For a long time, the People’s Republic of China was expected to become the world’s largest consumer of luxury goods. Now the future could look different. Sales of luxury goods rose there last year by 48 percent to around 54 billion US dollars. Now excessive incomes are to be adjusted and its national wealth is to be distributed more evenly.
China currently has one of the largest gaps in the world between rich and poor, and the government is determined not to widen that gap.
The message came in the run-up to the 20th National Party Congress, at which President Xi Jinping put “common prosperity” on his agenda. The news sent the luxury stock market on a downward slide, with LVMH stock falling nearly 10 percent. At the same time, investor and LVMH CEO Bernard Arnault pushed himself to third place on Forbes’ list of the richest people in the world.

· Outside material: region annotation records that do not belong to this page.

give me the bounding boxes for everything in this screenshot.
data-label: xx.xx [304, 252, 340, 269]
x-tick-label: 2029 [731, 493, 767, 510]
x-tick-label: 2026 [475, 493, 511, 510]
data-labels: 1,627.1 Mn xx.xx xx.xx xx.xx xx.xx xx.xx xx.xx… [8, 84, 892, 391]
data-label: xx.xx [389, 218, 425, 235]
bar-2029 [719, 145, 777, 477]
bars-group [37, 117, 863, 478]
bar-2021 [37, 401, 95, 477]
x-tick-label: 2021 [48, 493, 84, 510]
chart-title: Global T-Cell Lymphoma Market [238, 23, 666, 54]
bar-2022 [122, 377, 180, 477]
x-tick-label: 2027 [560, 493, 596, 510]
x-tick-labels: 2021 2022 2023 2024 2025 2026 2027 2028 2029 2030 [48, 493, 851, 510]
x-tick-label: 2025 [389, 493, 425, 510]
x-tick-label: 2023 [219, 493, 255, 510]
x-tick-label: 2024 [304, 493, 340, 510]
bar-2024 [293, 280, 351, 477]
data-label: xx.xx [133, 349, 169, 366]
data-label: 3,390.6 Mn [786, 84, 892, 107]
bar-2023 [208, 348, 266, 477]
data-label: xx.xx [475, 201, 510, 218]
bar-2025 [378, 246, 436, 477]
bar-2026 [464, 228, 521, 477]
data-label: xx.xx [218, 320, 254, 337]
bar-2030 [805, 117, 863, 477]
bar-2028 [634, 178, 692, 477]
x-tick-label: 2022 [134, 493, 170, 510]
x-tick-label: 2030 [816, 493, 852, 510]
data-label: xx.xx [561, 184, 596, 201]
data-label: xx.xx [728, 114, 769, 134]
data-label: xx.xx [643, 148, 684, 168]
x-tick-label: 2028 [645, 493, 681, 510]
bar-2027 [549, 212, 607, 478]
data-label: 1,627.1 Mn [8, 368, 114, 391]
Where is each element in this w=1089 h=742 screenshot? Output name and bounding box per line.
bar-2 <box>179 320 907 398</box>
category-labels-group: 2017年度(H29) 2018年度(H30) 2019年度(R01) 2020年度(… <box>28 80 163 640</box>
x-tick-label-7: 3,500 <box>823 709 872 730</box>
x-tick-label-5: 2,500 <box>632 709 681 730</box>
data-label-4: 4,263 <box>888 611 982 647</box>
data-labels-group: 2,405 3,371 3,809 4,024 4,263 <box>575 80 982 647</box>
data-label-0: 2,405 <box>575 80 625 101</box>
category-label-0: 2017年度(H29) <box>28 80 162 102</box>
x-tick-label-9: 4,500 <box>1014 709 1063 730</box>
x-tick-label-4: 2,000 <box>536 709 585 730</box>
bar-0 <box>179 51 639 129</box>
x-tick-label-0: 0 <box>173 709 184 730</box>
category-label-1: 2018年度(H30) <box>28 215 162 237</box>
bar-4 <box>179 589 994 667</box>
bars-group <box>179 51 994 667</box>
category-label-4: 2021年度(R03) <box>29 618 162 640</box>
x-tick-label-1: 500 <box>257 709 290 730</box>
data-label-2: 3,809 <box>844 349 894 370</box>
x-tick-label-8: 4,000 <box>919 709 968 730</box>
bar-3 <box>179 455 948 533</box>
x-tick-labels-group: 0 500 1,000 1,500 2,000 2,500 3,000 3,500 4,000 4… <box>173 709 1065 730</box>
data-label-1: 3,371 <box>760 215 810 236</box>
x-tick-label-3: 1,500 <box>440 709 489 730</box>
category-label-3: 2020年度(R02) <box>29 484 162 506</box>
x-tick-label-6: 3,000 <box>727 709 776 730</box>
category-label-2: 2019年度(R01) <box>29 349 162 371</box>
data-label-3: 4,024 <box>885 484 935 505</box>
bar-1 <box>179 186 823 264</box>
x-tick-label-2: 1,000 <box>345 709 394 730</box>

Other brands suffered as well. Kering shares fell 9.47 percent, Richemont and Burberry posted similar losses of 6.6 percent and 5.51 percent, respectively.
An analysis by the Jing Daily predicts that the long-term effects of poverty eradication will fuel Chinese consumption and fuel economic growth. However, it is unclear what defines “inadequate income” and what consequences it will have for the upper class and the super-rich, who will be asked to pay and how they will be taxed.
Jing Daily drew a comparison: “In 1991 the US attempted a similar approach when President George HW Bush imposed luxury taxes on expensive goods such as yachts, private planes, jewelry and automobiles in an attempt to reduce the country’s budget deficit. The law, however, remained incomplete due to the disastrous effects it had on various industries. ”Two years later, Bill Clinton withdrew it due to job losses and earnings revisions.
Chinese customers in particular have continued to buy European luxury brands during the pandemic, which is why investors are on the alert. China’s growing middle class has fueled much of the luxury growth, with “demand for luxury correlating more with the psychology of affluent consumers than just financial resources,” commented analysts at British bank HSBC on China’s agenda.
On income inequality, “luxury demand comes not just from bubbles here and there, but from inequalities in the nature of the Gini coefficient,” according to HSBC. “A good example of this was the economic recovery in the US, where wealthy individuals benefited from the stock market, second home markets and staycationing and had more resources to spend, and they did.”
60 billion euros have been wiped out of the value of European luxury stocks
Eradicating poverty should be a goal of every government, but taxing wealth redistribution may be bad news for the luxury industry, according to the Wall Street Journal. “A small group of very wealthy people – Jefferies estimates that there are only 110,000 – are responsible for around a quarter of all luxury sales in China, which is now the most important buyers in the industry by nationality. The risk of higher taxes and party disapproval could slow these sales drivers. “
Chinese tech giants are feeling a similar response, and their stocks have at times lost $ 50 billion in collective value to newly proposed competition rules in China.
Data from Bain and Altagamma shows that China is well on its way to becoming the world’s largest luxury market by 2025. But, as Luca Solca, senior research analyst for luxury goods at Bernstein, told Jing Day. “When the Chinese sneeze, the luxury sector gets pneumonia.”